8. The method as claimed in claim 7, wherein to obtain a lower 3d cross-talk, the insertion time of the black image is advanced earlier.

9. A three-dimensional (3D) display device, which comprises:

a display panel, for providing display image;

a driver chip, for providing a first signal to the display panel sequentially for providing left-eye image and right-eye image sequentially, and providing a second signal at the time of switching the left-eye image and the right-eye image for inserting a black image: and

a controller, for controlling the driver chip to adjust the insertion time of the black image to obtain different 3D display quality.
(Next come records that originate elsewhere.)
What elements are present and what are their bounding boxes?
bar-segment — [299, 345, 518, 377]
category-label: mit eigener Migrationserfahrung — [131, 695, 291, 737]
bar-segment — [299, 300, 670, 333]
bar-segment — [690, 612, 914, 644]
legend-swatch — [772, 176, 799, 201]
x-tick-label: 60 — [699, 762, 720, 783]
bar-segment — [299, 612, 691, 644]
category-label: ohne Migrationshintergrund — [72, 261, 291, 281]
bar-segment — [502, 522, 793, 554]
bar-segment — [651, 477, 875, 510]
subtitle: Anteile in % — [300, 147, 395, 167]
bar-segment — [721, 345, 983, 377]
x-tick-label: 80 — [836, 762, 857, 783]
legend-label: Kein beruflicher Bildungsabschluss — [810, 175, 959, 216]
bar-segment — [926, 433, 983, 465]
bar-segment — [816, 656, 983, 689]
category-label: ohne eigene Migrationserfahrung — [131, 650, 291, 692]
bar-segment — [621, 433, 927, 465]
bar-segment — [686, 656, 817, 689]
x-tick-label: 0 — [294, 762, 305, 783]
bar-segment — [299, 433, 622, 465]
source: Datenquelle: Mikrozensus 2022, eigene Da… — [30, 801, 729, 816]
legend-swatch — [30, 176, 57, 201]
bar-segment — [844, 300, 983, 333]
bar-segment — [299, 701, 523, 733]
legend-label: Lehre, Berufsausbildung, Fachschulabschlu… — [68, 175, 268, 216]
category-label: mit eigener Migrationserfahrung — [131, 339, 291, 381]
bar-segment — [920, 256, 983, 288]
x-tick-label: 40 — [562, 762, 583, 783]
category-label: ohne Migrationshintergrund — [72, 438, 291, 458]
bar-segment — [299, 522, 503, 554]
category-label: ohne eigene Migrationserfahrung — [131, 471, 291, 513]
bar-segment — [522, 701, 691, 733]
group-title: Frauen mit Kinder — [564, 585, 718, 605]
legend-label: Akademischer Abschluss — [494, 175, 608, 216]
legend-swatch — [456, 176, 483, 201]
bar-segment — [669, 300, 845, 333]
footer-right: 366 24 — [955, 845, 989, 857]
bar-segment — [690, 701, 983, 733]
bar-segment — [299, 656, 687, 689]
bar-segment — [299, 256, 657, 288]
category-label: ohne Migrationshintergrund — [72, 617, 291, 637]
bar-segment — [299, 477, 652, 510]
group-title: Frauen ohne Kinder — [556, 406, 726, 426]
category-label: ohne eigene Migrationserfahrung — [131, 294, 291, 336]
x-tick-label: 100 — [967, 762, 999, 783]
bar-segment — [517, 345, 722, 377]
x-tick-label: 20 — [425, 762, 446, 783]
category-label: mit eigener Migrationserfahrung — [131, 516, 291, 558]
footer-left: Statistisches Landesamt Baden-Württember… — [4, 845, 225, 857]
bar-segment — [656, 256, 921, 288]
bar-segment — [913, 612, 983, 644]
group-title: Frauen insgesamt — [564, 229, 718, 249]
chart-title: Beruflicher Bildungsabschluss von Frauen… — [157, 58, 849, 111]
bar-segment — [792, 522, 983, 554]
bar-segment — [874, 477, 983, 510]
10. The 3D display device as claimed in claim 9, wherein the period of the left-eye image and the right-eye image is t1, and the controller provides the second signal at a time greater than 1/2 t1, inserting the black image to obtain higher 3D luminance.

11. The 3D display device as claimed in claim 10, wherein to obtain a higher 3D display luminance, the insertion time of the black image is postponed later.

12. The 3D display device as claimed in claim 9, herein the period of the left-eye image and the right-eye image is t1, and the controller provides the second signal at a time smaller than 1/2 t1, inserting the black image to obtain lower 3D cross-talk.

13. The 3D display device as claimed in claim 12, wherein to obtain a lower 3d cross-talk, the insertion time of the black image is advanced earlier.